No, politicians cheating the American people aren't going to send the message that, "you can cheat in college, you can cheat in high school, you can cheat on your grade school math test. There's no limit as to what you can do. I think they owe the public a lot more candor and a lot more credibility." Although if you do all of that, you might be qualified to be a Republican legislator.

No way what the NFL has done is worse than what Specter has done - ignored our President's illegal and un-Constitutional actions, ignored the questionable actions of the former Attorney General Alberto Gonzales, and then has hoped that the citizenry would buy the fact that he has never met with Comcast and assured them that he would look out for their interests, despite being his biggest campaign contributors. It's less believable than Bill Belichick's "misinterpretation" excuse.

The would-be stopper

The Red Sox entered the final game against Baltimore on a three game skid and lost five of the last seven. The reasons ranged from a lack of clutch hitting, to struggling starters - including ace Josh Beckett and wunderkind Clay Buchholz - to bullpen meltdowns (generally from closer Jonathan Paplebon).

Jon Lester did in the last game against Baltimore what everyone expected Beckett to do. He stopped the bleeding. He left the game after six innings, five hits, two runs, and only 86 pitches. He left with the lead - 3-2.

The bullpen, Javy Lopez, Craig Hansen, and Hideki Okajima, conspired to give up twice as many runs in two innings as Lester did in six.

As responsible as the starting pitching has been for some of these losses, the bullpen was just as culpable yesterday (just as side note - this in no way absolves the Sox line-up which hit into four double-plays, left five men on base, three of which were left in scoring position with two outs. However, the offense had produced enough to have the lead when it was turned over to the pen).

Lester did his job. Unfortunately, the bullpen didn't - for the third time in the seven games.

Two-face...

Comic book fans know the Batman character of Harvey Dent as Two-face - the one-time Gotham City district attorney turned villain due to an attack that resulted in a split personality. The character is, in essence, Dr. Jeckyll and Mr. Hyde.

And it is evidently the playoff Celtics.

The most dominant team in the league during the regular season, and road warriors who dominated teams in the west in their own stadiums is winless on the road in five games this post-season and unbeaten at home.

Watching this team play on the road against Atlanta and Cleveland, it's obvious this is a different team than the one that shows up at the Gahden.

They appear flat and sometimes lost when they're in an opponent's arena. At home they dominate, and force the other teams into errors. But how long can a team survive playing all seven games in best-of-seven series after series?

2 comments:

Suldog said...

If I was a voter from Pennsylvania, I would start working on a recall petition. There are so many more important things in the world.

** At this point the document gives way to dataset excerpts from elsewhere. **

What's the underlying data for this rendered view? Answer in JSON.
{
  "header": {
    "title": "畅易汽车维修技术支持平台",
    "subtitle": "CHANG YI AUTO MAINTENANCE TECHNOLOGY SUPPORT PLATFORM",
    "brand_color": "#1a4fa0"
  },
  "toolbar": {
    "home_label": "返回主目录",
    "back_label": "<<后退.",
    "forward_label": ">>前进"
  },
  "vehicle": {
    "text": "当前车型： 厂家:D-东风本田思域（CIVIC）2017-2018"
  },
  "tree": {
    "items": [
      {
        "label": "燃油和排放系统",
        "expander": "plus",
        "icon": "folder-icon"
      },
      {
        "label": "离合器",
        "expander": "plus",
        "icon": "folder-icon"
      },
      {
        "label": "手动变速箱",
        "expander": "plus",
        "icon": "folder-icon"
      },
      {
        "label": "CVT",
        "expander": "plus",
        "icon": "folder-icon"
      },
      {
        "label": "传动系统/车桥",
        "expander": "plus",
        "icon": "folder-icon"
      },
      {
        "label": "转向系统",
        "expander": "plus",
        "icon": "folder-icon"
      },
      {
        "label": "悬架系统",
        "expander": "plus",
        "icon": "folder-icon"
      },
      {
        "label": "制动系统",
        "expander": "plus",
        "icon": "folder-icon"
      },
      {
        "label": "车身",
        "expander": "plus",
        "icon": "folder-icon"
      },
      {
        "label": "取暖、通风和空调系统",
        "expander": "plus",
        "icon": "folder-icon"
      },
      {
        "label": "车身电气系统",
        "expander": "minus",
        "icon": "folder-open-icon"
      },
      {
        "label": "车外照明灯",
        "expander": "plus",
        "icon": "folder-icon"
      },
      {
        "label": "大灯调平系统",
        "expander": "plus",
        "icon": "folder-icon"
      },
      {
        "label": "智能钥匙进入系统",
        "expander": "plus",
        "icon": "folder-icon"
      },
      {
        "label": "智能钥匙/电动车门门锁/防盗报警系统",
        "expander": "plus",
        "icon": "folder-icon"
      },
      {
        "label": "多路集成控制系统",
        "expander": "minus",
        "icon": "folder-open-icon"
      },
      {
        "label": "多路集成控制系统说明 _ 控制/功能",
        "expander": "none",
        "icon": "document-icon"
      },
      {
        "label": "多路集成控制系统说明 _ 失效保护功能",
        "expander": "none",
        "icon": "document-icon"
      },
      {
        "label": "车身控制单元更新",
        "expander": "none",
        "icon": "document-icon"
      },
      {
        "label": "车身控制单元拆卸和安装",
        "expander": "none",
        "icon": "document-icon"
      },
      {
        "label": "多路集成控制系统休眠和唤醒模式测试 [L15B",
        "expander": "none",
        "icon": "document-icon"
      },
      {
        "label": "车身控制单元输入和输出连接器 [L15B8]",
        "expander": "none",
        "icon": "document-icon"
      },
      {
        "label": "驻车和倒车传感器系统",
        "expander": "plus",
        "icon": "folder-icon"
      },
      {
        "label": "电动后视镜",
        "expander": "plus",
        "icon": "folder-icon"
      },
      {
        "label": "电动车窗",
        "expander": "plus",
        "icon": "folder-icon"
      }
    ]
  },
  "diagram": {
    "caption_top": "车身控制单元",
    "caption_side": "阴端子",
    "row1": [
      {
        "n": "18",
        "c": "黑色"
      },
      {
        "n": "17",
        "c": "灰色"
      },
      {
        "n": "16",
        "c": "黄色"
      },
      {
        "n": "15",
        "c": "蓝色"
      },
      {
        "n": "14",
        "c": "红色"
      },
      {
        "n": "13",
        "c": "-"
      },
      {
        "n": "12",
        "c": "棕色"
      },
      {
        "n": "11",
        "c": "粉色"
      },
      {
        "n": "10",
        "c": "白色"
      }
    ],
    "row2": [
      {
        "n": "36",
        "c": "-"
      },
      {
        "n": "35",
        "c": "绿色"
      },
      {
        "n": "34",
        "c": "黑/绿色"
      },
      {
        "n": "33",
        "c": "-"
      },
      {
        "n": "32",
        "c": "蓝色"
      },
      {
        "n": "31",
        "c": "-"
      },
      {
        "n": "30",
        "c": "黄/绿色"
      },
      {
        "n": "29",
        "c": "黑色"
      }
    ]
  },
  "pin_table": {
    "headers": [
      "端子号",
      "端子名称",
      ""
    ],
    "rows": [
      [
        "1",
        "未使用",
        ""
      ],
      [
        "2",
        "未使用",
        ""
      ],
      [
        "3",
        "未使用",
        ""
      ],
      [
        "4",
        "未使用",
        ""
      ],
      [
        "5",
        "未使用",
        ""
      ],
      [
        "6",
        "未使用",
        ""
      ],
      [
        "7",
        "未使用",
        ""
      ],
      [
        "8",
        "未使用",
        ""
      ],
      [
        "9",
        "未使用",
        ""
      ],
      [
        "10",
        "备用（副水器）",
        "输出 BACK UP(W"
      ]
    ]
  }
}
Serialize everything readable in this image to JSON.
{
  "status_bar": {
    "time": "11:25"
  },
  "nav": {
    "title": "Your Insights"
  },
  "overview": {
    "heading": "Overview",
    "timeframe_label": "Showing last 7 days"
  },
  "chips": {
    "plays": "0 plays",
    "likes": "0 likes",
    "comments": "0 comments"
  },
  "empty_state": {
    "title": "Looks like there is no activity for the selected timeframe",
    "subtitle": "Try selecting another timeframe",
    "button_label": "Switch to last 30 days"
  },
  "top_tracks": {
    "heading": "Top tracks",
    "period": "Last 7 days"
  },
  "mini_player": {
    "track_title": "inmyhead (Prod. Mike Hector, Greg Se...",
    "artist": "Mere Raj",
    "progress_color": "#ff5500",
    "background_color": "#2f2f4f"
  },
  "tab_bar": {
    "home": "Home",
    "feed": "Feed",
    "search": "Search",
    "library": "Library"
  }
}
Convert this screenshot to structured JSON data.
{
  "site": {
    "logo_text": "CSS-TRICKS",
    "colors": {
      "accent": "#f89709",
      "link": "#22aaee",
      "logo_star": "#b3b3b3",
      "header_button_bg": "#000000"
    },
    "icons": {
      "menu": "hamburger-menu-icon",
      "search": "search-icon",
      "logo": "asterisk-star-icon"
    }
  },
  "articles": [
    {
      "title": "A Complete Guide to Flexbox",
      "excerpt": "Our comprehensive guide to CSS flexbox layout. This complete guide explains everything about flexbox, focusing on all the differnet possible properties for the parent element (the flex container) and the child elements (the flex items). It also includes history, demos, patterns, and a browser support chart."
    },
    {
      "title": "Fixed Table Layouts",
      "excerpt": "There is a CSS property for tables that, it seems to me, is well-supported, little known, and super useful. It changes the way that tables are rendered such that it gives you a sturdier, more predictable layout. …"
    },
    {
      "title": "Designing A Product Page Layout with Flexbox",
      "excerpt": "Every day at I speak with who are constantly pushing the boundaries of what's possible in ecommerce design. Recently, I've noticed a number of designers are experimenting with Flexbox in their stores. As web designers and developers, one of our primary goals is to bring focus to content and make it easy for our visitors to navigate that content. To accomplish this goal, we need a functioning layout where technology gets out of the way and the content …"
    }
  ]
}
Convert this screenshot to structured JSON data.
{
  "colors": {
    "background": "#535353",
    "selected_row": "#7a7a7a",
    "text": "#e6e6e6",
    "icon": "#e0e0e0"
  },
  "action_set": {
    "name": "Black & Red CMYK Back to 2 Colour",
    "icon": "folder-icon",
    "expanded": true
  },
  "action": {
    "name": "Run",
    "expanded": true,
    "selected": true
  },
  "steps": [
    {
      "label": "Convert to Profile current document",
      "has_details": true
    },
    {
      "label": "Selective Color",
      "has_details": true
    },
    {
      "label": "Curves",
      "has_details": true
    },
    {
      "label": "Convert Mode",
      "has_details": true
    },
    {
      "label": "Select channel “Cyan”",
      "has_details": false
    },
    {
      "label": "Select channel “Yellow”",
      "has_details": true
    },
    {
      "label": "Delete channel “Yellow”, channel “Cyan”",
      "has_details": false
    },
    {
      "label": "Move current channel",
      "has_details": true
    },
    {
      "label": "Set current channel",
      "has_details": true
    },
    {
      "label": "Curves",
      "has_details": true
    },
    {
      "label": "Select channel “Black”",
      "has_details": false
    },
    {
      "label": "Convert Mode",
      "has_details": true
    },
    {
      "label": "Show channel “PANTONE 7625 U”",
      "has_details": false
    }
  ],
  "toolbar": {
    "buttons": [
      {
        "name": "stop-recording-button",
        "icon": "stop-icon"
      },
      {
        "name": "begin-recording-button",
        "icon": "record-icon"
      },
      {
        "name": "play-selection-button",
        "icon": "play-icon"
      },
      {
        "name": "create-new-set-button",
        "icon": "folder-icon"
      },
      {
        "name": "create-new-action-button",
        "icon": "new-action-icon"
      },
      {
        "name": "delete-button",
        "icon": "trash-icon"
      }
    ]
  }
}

The Celtics are certainly interesting. It would do my stomach a world of good if they could take the game in Cleveland on Friday.

Kevin Smith said...

Watching the Celtics right now is like watching watching Heatcliff Slocum close for the Sox. What was Shaughnessy's name for him? The human angioplasty? It would be nice if the C's could just close this one out without having to bring it back to the Garden.